Abstract
The animal gut is a complex ecosystem containing many interacting species. A major objective of microbiota research is to identity the scale at which gut taxa shape hosts. However, most studies focus solely on pairwise interactions and ignore higher-order interactions involving three or more component taxa. Higher-order interactions represent non-additive effects that cannot be predicted from first-order or pairwise interactions.
Possible reasons as to why studies of higher higher-order interactions have been scarce is that many host-associated systems are experimentally intractable, gut microbiota are prohibitively species rich, and the influence of any given taxon on hosts is often context-dependent. Furthermore, quantifying emergent effects that represent higher-order interactions that are not simply the result of lower-order interactions, present a combinatorial challenge for which there are few well-developed statistical approaches in host-microbiota studies.
In this perspective, our goal is to quantify the existence of emerging higher-order effects and characterize their prevalence in the microbiota.
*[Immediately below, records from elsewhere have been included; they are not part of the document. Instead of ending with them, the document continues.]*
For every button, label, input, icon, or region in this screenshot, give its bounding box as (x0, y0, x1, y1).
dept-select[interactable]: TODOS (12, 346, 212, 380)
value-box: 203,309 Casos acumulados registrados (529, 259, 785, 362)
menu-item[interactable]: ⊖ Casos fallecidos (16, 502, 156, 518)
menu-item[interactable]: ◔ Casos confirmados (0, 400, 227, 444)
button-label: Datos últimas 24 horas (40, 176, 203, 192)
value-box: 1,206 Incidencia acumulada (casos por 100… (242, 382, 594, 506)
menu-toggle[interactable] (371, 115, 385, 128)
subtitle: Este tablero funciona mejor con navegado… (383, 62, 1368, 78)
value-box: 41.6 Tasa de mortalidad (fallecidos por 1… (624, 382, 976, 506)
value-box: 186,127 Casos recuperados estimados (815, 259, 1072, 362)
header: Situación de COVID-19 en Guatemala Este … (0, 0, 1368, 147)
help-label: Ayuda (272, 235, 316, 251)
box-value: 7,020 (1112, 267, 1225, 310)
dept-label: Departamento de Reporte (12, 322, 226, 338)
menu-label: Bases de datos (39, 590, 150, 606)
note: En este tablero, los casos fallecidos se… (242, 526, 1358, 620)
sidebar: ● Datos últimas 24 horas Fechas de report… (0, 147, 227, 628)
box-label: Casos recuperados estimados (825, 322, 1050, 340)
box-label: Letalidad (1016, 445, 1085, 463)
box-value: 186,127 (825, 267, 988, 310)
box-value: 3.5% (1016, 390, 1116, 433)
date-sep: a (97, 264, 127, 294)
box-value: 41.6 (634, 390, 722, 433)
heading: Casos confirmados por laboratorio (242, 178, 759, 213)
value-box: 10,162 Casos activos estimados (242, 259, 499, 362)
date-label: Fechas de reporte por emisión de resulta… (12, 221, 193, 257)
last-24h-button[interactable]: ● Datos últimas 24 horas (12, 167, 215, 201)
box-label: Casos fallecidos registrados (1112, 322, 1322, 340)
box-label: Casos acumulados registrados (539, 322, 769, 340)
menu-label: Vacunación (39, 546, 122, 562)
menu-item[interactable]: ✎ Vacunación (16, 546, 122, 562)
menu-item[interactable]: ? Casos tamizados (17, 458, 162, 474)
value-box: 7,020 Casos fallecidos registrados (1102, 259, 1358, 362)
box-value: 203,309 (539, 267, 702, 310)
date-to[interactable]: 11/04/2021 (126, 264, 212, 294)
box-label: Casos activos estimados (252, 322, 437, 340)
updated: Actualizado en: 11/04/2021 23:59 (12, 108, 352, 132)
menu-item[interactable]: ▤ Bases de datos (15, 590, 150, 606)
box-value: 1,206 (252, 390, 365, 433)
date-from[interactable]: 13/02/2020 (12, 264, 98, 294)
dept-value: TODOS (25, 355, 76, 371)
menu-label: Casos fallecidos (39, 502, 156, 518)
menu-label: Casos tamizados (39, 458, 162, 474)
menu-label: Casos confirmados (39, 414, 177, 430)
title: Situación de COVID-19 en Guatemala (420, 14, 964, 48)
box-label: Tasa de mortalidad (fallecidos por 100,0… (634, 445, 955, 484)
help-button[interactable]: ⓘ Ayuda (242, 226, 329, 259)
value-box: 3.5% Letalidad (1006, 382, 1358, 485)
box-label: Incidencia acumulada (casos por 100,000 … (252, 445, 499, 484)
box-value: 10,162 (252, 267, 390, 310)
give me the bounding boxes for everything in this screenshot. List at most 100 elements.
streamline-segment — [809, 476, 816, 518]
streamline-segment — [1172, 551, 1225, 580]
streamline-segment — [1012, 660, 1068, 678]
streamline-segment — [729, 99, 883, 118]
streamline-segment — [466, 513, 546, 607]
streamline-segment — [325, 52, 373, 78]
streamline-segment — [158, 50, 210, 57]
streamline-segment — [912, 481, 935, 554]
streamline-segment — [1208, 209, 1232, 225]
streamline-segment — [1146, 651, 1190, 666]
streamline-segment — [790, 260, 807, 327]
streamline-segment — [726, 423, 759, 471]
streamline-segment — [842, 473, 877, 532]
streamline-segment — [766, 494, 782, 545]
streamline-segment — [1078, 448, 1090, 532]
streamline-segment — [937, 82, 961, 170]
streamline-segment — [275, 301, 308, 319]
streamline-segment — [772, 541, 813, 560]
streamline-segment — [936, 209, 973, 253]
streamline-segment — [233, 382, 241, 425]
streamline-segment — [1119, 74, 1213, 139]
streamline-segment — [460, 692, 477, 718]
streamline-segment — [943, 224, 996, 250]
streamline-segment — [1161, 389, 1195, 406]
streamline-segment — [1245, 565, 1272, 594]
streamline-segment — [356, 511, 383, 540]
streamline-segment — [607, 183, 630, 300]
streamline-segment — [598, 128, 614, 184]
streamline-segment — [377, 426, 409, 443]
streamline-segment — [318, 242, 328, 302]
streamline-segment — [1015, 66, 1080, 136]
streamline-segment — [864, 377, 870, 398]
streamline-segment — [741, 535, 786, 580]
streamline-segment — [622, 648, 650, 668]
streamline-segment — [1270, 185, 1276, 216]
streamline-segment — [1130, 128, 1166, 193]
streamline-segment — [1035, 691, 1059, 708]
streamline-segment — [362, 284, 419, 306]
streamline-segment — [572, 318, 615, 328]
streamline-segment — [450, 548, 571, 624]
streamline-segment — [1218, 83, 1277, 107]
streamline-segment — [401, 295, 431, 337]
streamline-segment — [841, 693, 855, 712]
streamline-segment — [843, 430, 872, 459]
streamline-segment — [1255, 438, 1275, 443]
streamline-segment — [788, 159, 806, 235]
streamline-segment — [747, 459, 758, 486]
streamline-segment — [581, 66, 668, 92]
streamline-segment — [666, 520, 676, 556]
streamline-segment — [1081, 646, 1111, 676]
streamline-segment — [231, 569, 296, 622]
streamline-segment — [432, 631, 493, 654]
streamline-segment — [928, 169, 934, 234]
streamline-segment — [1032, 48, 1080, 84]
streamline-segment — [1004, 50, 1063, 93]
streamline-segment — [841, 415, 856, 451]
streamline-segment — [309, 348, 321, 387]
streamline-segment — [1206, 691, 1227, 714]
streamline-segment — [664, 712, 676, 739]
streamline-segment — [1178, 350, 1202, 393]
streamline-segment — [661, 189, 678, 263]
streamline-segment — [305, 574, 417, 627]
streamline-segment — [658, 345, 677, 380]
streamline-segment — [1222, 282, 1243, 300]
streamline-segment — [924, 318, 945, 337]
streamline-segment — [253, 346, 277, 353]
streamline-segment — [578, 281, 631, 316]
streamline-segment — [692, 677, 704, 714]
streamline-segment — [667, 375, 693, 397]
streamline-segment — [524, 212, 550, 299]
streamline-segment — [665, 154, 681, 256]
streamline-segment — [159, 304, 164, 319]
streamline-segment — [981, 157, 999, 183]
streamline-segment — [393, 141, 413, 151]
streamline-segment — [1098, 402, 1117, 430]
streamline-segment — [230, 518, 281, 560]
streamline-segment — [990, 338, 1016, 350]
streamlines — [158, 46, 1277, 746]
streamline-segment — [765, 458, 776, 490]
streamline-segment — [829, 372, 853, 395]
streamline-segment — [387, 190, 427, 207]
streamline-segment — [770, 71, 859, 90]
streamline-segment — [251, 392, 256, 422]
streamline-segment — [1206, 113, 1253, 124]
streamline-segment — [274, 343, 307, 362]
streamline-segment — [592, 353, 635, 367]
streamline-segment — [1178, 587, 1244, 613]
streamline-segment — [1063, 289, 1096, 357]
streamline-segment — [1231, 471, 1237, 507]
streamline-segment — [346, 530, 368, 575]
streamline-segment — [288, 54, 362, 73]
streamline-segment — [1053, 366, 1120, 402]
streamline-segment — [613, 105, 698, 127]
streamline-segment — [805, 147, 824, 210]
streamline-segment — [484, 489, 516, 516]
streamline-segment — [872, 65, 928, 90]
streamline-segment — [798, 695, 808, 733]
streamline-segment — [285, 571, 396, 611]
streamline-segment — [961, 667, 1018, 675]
To do so, we adapt a method from evolutionary genetics used to quantify epistatic effects between mutations and use it to quantify the effects of higher-order microbial interactions on host infection risk.
We illustrate this approach by applying it to an in silico dataset generated to resemble a population of hosts with gut-associated microbial communities. We assign each host a pathogen load, and then determine how emergent interactions between gut taxa influence this host trait.
We find that the effect of higher-order interactions generally increases in magnitude with the number of species in the gut community. Based on the average magnitude of interaction for each order, we find that 9th order interactions have the largest non-linear effect on determining host infection risk.
Our approach illustrates how incorporating the effects of higher-order interactions among gut microbiota can be essential for understanding their effects on host infection risk. We conclude that insofar as higher-order interactions between taxa may profoundly shape important organismal phenotypes (such as susceptibility to infection), that they deserve greater attention in microbiome studies.